L’influence prépondérante du milieu montagnard sur les conditions de vie de ses habitants était à l’origine de nombreux contes et légendes. Cette mémoire collective était transmise lors des longues veillées hivernales.

Vers 1850, les villages alpins sont peu à peu désertés et en même temps s’ouvrent sur l’extérieur avec le phénomène de l’exode rural. Dans les basses vallées, les industries se développent offrant des conditions de vie moins rudes et des revenus plus attrayants et réguliers. Les personnes perdent les avantages de la vie communautaire, mais gagnent considérablement au niveau de l’épanouissement individuel.

Aujourd’hui, le hameau des Vincendières reste inhabité la majeure partie de l’année. Seule une famille continue d’y résider pendant la période estivale.

Depuis une cinquantaine d’années, le tourisme a connu un essor gigantesque, avec le développement d’activités estivales (vélo tout terrain, randonnée…) comme hivernales (différentes formes de glisse, raquettes…). Les relations entre le montagnard et son milieu ont nettement évoluées. Leur revenu est indirectement lié à la montagne, les pratiques agricoles ont tendance à disparaître, les communautés autarcique ont muté vers une économie moderne basée sur le profit, les conditions de vie se sont nettement améliorées, les progrès faits en terme de transport, de déneigement font oublier l’isolement passé.

Le milieu se transforme à l’échelle même des générations. La diversité des milieux se banalise, les paysages induits par les activités agricoles s’effacent, les pratiques ancestrales se perdent.

Néanmoins, le patrimoine est redécouvert et mis en valeur : restauration d’anciens bâtiments (chalets, moulins, chapelles…), manifestations (fête du pain, folklore, foires…) Le tourisme culturel et contemplatif devient un complément nécessaire au tourisme sportif pratiqué jusque là.

La vie communautaire a disparu. La montagne n’est plus seulement un lieu de vie, elle est devenue un produit de consommation. Elle se doit d’être ensoleillée l’été et enneigée l’hiver.
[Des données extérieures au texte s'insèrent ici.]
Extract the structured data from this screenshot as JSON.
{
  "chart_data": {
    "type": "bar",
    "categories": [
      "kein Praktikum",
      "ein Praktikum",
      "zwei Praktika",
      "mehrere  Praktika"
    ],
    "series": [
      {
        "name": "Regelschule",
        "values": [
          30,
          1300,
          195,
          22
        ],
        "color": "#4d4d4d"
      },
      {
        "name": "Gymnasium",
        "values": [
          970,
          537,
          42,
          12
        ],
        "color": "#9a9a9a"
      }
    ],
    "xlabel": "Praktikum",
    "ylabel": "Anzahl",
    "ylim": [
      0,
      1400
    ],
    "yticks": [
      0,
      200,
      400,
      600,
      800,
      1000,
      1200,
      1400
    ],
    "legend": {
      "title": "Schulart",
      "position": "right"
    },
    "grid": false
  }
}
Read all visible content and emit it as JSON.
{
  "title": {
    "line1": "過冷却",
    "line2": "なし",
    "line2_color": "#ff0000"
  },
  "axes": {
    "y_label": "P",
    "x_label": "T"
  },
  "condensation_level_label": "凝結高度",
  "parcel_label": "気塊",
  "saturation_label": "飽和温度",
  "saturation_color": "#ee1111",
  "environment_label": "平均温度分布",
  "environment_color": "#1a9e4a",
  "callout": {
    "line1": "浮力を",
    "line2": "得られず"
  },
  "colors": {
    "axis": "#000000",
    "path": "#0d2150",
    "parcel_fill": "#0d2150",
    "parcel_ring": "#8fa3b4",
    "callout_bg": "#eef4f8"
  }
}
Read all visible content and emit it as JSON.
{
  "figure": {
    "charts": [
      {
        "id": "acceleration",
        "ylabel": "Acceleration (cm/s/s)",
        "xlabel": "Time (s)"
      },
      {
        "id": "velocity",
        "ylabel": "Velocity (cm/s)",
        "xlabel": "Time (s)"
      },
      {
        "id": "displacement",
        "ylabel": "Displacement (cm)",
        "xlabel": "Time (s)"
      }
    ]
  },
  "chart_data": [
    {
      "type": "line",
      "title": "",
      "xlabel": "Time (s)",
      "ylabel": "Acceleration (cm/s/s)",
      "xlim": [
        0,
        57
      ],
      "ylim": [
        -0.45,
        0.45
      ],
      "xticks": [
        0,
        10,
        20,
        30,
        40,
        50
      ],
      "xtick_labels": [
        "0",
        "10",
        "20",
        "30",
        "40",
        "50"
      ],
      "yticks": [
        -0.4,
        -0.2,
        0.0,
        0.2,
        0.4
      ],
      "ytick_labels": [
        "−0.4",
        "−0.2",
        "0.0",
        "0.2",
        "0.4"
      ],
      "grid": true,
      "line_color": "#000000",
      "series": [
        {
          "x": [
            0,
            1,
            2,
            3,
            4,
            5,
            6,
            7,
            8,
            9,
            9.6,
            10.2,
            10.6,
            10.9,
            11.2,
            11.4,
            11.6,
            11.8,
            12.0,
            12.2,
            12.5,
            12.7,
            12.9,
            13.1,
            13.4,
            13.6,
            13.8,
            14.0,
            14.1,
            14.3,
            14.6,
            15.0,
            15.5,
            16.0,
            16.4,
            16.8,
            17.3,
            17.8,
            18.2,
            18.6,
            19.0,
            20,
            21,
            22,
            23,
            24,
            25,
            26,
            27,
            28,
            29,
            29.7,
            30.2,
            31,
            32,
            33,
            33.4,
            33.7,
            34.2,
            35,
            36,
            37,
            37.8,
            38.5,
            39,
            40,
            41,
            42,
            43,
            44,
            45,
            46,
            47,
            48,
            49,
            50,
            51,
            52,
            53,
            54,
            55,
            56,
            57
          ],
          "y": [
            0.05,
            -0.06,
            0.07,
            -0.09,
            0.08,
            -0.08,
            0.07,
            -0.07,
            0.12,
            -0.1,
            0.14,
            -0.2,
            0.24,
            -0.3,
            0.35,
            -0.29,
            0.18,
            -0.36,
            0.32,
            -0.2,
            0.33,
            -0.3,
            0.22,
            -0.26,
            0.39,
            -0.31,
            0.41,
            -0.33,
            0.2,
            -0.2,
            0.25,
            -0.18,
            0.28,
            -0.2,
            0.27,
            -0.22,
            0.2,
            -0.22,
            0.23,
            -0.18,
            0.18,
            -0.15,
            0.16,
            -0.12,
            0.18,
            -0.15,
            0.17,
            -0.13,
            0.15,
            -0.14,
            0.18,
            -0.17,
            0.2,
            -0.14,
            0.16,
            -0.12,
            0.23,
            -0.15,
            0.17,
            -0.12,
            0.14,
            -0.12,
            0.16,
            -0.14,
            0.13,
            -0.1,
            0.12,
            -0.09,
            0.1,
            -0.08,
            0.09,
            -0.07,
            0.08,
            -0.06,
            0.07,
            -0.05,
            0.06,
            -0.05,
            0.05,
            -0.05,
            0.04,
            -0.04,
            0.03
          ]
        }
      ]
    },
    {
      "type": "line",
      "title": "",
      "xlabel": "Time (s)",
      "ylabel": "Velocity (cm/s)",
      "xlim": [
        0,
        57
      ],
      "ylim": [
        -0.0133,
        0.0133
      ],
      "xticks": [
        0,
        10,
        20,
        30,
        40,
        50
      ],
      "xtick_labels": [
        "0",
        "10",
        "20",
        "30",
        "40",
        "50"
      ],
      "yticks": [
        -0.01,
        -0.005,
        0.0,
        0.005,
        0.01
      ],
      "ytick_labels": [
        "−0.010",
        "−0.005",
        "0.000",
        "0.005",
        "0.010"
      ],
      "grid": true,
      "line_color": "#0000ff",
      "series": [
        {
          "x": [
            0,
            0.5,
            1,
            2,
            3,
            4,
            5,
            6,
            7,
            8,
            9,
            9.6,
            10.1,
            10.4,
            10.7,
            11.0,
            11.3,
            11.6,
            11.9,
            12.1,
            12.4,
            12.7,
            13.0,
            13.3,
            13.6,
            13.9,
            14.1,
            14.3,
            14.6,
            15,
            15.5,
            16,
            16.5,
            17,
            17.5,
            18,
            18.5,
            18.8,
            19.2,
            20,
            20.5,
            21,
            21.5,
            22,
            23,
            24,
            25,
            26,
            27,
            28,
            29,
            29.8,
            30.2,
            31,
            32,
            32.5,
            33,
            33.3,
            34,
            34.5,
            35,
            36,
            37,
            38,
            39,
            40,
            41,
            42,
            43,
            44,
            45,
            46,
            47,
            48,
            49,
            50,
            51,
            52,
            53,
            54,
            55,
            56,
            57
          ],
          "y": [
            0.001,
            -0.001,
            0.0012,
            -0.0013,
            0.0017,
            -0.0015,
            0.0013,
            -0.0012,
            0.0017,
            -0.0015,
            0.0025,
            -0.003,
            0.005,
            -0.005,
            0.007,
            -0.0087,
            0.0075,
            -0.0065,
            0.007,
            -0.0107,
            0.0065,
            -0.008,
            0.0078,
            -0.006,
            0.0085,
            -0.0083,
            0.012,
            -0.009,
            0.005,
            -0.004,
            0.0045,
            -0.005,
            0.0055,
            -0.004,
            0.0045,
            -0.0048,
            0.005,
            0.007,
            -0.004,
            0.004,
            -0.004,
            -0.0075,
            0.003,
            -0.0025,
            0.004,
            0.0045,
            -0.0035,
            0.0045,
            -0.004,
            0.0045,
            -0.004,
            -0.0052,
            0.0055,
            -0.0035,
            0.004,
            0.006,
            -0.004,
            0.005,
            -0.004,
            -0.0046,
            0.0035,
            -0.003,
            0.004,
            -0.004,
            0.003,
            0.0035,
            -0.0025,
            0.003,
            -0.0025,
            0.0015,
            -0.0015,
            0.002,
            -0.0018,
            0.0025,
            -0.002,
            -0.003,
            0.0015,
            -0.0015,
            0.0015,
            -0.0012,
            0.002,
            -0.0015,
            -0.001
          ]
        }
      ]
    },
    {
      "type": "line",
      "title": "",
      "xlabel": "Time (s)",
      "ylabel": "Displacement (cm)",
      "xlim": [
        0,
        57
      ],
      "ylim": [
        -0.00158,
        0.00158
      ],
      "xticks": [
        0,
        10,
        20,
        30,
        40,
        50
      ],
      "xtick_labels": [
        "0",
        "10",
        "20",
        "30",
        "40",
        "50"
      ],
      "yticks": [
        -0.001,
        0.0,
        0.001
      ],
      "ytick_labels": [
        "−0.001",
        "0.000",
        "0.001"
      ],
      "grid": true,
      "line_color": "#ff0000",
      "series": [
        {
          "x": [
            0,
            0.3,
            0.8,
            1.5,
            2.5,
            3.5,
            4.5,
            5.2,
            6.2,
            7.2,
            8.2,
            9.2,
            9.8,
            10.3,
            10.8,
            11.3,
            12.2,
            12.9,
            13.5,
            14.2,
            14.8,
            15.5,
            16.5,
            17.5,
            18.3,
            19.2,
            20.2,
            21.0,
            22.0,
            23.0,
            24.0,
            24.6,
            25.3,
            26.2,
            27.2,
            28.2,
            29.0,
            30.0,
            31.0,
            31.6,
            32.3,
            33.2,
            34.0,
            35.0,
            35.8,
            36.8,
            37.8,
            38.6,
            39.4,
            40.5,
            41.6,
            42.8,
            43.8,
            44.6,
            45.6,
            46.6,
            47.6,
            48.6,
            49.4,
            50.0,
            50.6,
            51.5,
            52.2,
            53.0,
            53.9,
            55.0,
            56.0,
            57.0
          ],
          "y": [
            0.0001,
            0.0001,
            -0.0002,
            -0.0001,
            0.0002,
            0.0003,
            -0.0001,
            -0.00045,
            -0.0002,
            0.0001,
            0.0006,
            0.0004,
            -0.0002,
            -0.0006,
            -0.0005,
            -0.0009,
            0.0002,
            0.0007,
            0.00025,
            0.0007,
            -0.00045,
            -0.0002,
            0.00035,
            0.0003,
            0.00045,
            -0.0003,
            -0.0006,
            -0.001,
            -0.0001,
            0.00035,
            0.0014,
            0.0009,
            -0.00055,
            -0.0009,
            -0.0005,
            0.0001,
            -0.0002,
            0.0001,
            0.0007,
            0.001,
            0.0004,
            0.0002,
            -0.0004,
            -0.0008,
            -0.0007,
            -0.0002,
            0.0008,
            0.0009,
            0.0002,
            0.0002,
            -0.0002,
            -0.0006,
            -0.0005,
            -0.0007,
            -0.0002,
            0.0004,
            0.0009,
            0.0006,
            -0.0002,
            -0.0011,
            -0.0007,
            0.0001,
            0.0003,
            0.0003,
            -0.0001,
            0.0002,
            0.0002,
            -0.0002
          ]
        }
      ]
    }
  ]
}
Outre ces changements perceptibles par chacun, la montagne connaît également des modifications importantes sur le plus long terme, notamment les variations climatiques qui se traduisent par le recul des glaciers et l’érosion qui modèle sans cesse le relief.

Il faut souhaiter que le vingt-et-unième siècle sera l’interface entre ces pratiques passées et présentes, entre la nature sous cloche et l’exploitation à outrance du milieu.

Le maintien de la diversité des milieux est nécessaire du point de vue de la banalisation du paysage alpin, mais aussi de la biodiversité. La montagne est un milieu puissant dont il faut s’accommoder plutôt que de vouloir le modifier.